No One Kills Drones Like EOS, Dr. Schwer Says
Electro Optic Systems, an Australian maker of weapon stations and high energy lasers, claims a decisive edge in counter drone accuracy, and CEO Dr. Andreas Schwer explains to Defence Network why, what that lead costs, and how EOS plans to expand in Europe, especially Germany.
The company traces its precision back to work on the Strategic Defense Initiative in the 1980s, and today it sells everything from small remote weapon stations to large 100 kW and 150 kW laser systems, with offers that include local production and satellite engagement capabilities.
Why EOS says its accuracy is unmatched
EOS credits its accuracy to decades of work on precise tracking and beam control that began during the Star Wars era, when the company partnered with US programs to develop laser systems able to track objects in space.
That investment, Dr. Schwer says, left EOS with the ability to detect minute motion and stabilize beams under real world conditions, and the company still makes the core components in house instead of sourcing them from third parties.
EOS backs its claim with competitive results: it reports winning comparative shooting contests, including one in Israel restricted to local consortia where EOS and a partner outperformed established rivals and posted a kill rate twice that of the next best team, and it says it won the US Army live fire exercise in April, a performance that led to a contract to outfit US combat vehicles with an EOS R400 Slinger in a special semi autonomous configuration.
The practical upshot, according to Dr. Schwer, is roughly 30 percent better long range hit rates than competitors, a gap that grows where advanced beam control matters most.
Laser power, pricing and the Netherlands sale
EOS sells multiple families of weapon stations, from the small R150 to heavier systems such as the R800, which the company compares favorably to medium caliber turrets while claiming much lower weight and cost, making integration into smaller vehicles possible.
Beyond kinetic effectors, they highlights high energy lasers as a core capability, claiming to be the only company able to offer 100 kW exportable systems and to manufacture 150 kW class lasers locally for customers.
In August they became the first firm to sell a 100 kW laser to an export customer, the Dutch government, a sale reported at 71 million euros that included development, localization and integration costs.
He frames expected future pricing like this: in small runs a system might cost 45 to 50 million euros, in large series roughly 30 million euros, a figure he compares to the price of a main battle tank.
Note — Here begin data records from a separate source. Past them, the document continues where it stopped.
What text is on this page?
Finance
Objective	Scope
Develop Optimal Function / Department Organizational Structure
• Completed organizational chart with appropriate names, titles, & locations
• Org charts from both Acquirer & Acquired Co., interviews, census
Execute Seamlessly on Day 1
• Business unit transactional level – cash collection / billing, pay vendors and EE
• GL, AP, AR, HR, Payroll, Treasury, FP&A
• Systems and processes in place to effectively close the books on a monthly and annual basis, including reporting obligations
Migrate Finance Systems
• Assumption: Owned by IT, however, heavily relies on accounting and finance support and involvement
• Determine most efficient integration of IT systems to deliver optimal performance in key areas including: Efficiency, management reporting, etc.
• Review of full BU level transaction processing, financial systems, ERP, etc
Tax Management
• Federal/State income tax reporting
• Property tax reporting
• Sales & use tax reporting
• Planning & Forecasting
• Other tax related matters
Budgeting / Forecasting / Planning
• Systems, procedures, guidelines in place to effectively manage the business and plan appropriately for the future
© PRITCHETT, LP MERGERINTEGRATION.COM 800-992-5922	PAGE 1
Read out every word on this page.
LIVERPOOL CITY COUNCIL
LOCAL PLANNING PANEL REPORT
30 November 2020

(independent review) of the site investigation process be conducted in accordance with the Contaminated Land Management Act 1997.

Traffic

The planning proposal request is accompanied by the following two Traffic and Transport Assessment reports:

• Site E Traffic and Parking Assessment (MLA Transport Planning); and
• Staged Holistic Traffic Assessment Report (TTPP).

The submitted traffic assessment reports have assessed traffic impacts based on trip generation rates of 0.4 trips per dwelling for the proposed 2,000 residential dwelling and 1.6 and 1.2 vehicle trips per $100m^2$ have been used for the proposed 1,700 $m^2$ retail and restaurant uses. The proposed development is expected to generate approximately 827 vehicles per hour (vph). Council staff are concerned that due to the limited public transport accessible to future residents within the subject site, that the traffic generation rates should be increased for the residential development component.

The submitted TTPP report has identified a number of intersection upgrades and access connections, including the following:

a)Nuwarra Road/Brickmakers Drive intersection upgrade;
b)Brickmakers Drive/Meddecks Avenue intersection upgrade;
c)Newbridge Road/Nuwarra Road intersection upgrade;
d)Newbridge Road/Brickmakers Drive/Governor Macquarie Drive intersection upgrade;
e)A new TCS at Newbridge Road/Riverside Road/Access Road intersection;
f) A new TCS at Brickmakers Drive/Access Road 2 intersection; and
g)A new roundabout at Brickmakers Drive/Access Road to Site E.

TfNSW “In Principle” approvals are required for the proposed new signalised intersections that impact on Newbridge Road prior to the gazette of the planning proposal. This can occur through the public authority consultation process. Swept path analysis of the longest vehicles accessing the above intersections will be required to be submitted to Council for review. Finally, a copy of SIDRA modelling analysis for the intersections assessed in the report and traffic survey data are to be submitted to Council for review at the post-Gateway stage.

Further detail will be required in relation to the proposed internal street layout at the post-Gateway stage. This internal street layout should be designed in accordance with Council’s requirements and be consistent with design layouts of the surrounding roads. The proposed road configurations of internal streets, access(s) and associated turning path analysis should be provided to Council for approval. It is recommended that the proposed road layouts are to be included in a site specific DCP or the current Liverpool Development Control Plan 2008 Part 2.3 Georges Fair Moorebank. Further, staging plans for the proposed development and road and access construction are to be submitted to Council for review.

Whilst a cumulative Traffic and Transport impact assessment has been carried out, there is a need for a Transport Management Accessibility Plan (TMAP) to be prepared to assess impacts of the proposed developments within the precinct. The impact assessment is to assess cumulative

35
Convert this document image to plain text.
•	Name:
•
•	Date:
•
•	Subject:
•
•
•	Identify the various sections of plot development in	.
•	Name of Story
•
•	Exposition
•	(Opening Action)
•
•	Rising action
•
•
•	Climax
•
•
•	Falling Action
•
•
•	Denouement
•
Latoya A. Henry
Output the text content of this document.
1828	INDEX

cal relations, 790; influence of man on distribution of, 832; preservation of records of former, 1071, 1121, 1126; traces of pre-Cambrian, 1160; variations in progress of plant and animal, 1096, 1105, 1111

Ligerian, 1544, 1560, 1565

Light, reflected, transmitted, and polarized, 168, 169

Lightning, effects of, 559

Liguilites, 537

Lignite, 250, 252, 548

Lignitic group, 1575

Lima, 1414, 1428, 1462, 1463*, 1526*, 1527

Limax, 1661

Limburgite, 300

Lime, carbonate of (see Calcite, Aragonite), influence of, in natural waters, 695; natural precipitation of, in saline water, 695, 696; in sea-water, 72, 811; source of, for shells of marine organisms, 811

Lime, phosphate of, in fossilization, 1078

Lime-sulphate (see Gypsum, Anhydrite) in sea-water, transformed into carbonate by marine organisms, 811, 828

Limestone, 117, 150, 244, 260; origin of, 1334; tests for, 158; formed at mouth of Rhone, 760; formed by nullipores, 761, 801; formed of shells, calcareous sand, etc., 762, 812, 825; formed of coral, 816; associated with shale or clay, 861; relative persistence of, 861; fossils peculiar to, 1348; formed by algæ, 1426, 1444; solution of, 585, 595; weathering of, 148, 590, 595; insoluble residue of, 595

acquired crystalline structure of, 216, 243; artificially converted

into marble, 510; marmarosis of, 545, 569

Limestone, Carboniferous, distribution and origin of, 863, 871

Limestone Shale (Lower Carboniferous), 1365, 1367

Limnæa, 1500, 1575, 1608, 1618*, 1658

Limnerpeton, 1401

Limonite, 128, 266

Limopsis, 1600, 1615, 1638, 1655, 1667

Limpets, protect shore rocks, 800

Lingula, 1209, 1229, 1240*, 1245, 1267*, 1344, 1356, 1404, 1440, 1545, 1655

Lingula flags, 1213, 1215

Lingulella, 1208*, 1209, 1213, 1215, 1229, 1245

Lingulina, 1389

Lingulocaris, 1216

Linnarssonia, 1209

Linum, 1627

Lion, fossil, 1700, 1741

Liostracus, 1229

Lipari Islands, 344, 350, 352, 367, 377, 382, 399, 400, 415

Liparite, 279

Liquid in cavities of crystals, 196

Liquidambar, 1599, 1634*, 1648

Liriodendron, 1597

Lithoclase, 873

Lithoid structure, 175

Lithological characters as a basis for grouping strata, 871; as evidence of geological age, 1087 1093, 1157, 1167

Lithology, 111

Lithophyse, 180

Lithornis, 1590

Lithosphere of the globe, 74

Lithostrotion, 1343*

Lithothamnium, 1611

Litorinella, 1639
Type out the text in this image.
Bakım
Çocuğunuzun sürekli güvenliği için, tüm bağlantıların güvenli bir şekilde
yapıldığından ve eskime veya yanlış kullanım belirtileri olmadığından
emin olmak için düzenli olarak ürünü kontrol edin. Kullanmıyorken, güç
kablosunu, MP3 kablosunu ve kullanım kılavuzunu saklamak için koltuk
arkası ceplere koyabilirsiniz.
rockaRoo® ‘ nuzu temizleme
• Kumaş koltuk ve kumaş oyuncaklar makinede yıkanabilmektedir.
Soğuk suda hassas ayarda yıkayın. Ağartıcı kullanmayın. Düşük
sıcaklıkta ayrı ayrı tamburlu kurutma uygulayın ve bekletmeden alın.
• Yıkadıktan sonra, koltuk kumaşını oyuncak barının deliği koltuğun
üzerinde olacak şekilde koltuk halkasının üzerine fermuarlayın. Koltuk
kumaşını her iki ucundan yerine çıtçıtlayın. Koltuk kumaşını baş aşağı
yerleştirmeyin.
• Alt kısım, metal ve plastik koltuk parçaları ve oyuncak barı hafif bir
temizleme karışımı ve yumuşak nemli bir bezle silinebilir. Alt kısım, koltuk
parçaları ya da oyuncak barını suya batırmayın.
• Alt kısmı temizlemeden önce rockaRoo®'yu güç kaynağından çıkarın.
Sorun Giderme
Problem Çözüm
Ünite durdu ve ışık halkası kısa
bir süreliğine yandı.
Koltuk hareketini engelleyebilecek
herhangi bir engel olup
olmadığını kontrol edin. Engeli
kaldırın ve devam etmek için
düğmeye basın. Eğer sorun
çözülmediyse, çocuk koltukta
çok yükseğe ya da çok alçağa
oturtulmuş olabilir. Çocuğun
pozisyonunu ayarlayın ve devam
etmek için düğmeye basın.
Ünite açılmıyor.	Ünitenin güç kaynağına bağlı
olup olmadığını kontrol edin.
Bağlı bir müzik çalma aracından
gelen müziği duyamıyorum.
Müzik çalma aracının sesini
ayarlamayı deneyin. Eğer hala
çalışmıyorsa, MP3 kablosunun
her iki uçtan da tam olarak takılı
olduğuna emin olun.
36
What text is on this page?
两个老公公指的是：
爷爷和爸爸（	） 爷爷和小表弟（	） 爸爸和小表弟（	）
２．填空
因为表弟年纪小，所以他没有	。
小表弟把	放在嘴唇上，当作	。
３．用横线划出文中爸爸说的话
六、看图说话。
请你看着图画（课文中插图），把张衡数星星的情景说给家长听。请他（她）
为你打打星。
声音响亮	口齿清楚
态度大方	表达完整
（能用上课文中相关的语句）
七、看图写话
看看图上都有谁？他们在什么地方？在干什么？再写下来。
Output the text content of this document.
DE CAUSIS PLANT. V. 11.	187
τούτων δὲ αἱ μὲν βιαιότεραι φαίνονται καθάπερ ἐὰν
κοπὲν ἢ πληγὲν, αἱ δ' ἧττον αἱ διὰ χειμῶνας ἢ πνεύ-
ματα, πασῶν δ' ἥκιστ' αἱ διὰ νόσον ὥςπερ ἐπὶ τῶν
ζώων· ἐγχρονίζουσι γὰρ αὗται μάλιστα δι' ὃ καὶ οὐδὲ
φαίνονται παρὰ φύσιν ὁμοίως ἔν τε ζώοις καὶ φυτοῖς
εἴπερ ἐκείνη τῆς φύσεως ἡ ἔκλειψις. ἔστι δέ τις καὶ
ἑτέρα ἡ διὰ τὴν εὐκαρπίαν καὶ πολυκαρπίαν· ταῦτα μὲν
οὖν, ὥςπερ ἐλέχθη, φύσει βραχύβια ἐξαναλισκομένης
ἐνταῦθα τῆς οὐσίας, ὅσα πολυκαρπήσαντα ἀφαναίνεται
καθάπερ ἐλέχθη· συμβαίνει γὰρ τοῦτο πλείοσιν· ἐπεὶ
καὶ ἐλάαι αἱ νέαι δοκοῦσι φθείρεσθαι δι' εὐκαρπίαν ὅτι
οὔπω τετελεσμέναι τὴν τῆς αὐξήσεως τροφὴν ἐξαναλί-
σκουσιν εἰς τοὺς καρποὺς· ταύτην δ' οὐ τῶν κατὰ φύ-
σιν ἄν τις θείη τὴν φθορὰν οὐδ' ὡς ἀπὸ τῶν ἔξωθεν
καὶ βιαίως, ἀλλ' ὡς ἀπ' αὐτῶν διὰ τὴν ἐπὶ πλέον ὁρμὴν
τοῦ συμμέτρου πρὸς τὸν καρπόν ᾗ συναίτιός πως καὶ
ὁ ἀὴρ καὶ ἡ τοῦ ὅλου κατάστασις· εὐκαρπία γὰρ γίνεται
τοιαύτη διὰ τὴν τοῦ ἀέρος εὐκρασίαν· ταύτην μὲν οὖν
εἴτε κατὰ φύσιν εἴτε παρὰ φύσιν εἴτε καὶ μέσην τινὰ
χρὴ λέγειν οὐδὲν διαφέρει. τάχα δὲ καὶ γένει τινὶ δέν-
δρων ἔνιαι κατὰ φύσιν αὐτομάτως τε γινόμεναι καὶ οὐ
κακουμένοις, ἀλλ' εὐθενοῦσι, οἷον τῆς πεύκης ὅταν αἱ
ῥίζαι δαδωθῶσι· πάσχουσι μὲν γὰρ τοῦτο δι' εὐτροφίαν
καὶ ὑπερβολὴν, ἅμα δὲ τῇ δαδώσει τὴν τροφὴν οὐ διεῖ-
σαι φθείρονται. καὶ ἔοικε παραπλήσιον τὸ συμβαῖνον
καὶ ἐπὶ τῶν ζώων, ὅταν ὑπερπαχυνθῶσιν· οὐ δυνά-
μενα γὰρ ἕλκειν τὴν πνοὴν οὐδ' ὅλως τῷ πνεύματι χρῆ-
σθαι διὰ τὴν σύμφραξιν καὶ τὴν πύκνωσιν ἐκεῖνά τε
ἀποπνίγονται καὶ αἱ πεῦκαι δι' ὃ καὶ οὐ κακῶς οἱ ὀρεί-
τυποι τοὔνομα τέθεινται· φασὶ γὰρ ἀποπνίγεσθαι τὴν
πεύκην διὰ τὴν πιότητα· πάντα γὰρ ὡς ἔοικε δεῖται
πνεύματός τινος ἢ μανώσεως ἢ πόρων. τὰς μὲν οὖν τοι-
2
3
Those numbers, he argues, will come down as production ramps and localization costs fall, and they make a case for widespread procurement to protect critical infrastructure.
Europe and space warfare ambitions
Europe is the next priority for EOS, according to Dr. Schwer, because the continent faces growing drone threats and, he says, has comparatively moderate competition in the high power laser space.
EOS contrasts its 100 kW to 150 kW offerings with competitors that are testing at lower outputs, citing a German 20 kW system and other projects in the UK and France that are smaller or years away from full scale deliveries.
That gap, he says, gives EOS a multi year lead that will let it deliver 150 kW class systems as early as 2027. EOS already works with Diehl in Germany, and it offered its R150 for a program to equip thousands of unarmored transport vehicles with remote weapon stations.
Beyond counter drone systems, EOS positions itself in the emerging market for space conflict capabilities, offering ground based options to blind or degrade satellite sensors and, at higher power levels, to disable satellites, a capability Dr. Schwer presents as relevant to national space security programs and to partnerships with European firms such as OHB.
DroneXL’s Take.
EOS sells a vision in which decades of niche engineering, kept in house and scaled up, translate into measurable battlefield advantage, and while the claims on kill rates and delivery schedules should be weighed against independent tests and procurement realities, the company’s strategy is clear: sell high energy lasers and compact weapon stations, localize manufacturing in customer states, and push into Europe where demand and budgets for counter drone and space resilience are growing.
For procurement officers and security planners, the sales pitch is compelling, because it pairs a technical pedigree with concrete offers and price points, but buyers should still demand transparent demonstrations, clear logistics for integration and sustainment, and independent assessments of performance before committing to large scale buys.